Paycheck to paycheck
Alex Wagner, the restaurant’s operations manager, now earns $17.35 an hour, up from $9.25 when he started at the restaurant six years ago.
Yet expenses have gone up more than pay, said Wagner, 33. “I still live paycheck to paycheck.” Wagner said he would like to buy a car and repair his credit, but can’t because it is difficult to save on his salary.
Dabbs cosigned the lease for the house Wagner shares with his wife, two sons and a roommate. “I am the operations manager. I still need help,” Wagner said.
As a percentage of sales, restaurants rely on labor more than other retail sectors, making the rise in wages particularly draining on profits, according to industry economists. It takes 12 employees to generate every $1 million in restaurant sales versus roughly three employees at grocery, general merchandise and clothing stores, according to analysis by the National Restaurant Association.
Independent restaurants are less able to spread out administrative costs and command volume discounts. Labor costs have been rising faster and longer at independent restaurants than in the economy as a whole, with full-service restaurants seeing the biggest increases over the last year, according to an analysis by Gusto, a small-business payroll and benefits provider.
Ed Doherty, a franchisee for Applebee’s and Panera Bread who also runs a handful of pubs and wine bars, said he had to re-engineer the menus of his independent establishments to reduce costs in the last year.

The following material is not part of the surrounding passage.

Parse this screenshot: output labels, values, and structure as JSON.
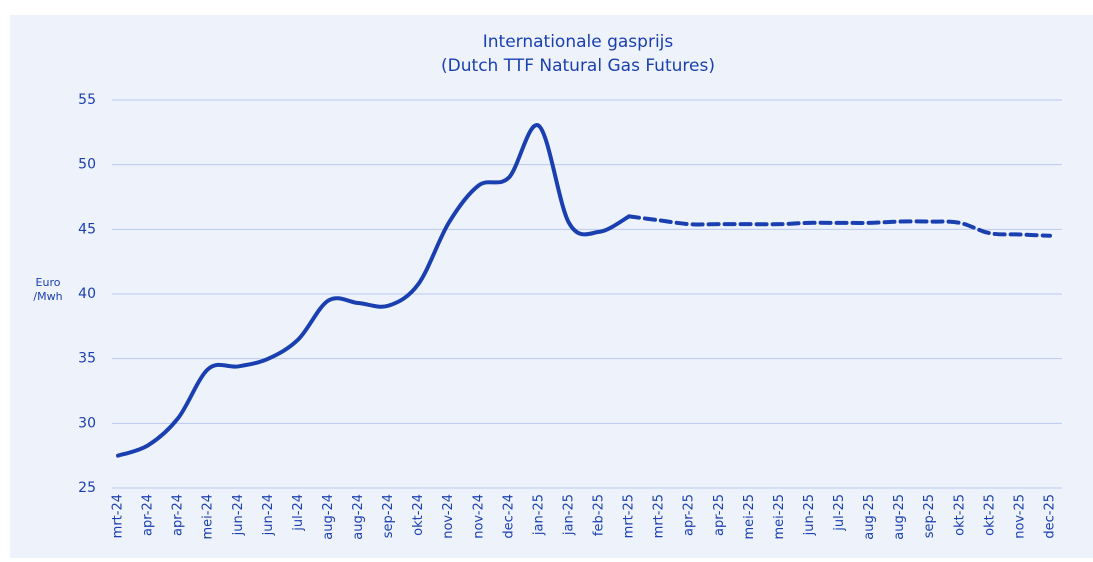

His chain restaurants, in comparison, had healthy profit margins.
“That’s the advantage of being with Applebee’s and Panera,” he said. “You are able to negotiate prices better than an independent can get.”
About 4,590 more independent restaurants closed than opened last year through November, according to food-industry market-research firm Datassential.
Denver doldrums
When LuKanic first bought Chef Zorba’s from its second-generation Greek owners in 2018, she measured her business against 17 other Denver-area diners. Only eight remain, she said.
The restaurant has operated in a residential section since 1979, where regulars order gyro sandwiches, chicken and rice soup and homemade baklava. With Chef Zorba’s prices up 8% from 2019 levels, some now grumble when they see their checks.
LuKanic knows how they feel. The restaurant’s real-estate taxes have increased 60% since 2019, and energy costs 30%. Theft has added costs: Thieves have carted off Chef Zorba’s propane tanks, outdoor heaters, a $600 storage shed and racks the restaurant had chained up outside. Even rubber floor mats have disappeared while drying behind the restaurant.
In addition to minimum-wage increases, LuKanic now spends thousands of dollars a year for paid sick leave and other employee benefits. She said she’s increased salaries of her managers to around $65,000 a year to remain in line with her hourly workers’ additional pay.
Some of Chef’s Zorba’s 37 workers still feel pinched.
Natasha LaPlante, a 41-year-old server at Chef Zorba’s, said she appreciates her current pay of $18.29 an hour plus tips from a restaurant-wide pool after making $6 an hour when she started waiting tables in Oklahoma decades ago. But LaPlante and her wife are struggling to pay off debts. She said that if her wife lost her job, the family, which includes her wife’s two children, wouldn’t be able to live off her salary alone.
“It’s not like we go out shopping a lot,” said LaPlante.
Lifting prices further would help LuKanic get closer to breaking even, but she worries about scaring away customers used to the restaurant’s average check of $17.25.
LuKanic’s original business loan attached a lien to her house. In 2022, she tapped a federal program for small businesses still trying to recover from the pandemic, which eliminated the lien, but added a personal guarantee for her debt. LuKanic’s house and all her assets now back the restaurant’s financing, and she has little in the way of retirement savings.
“I could go belly up,” said LuKanic, who has a 16-year-old daughter. “I’ve worked my whole life to get where I am.”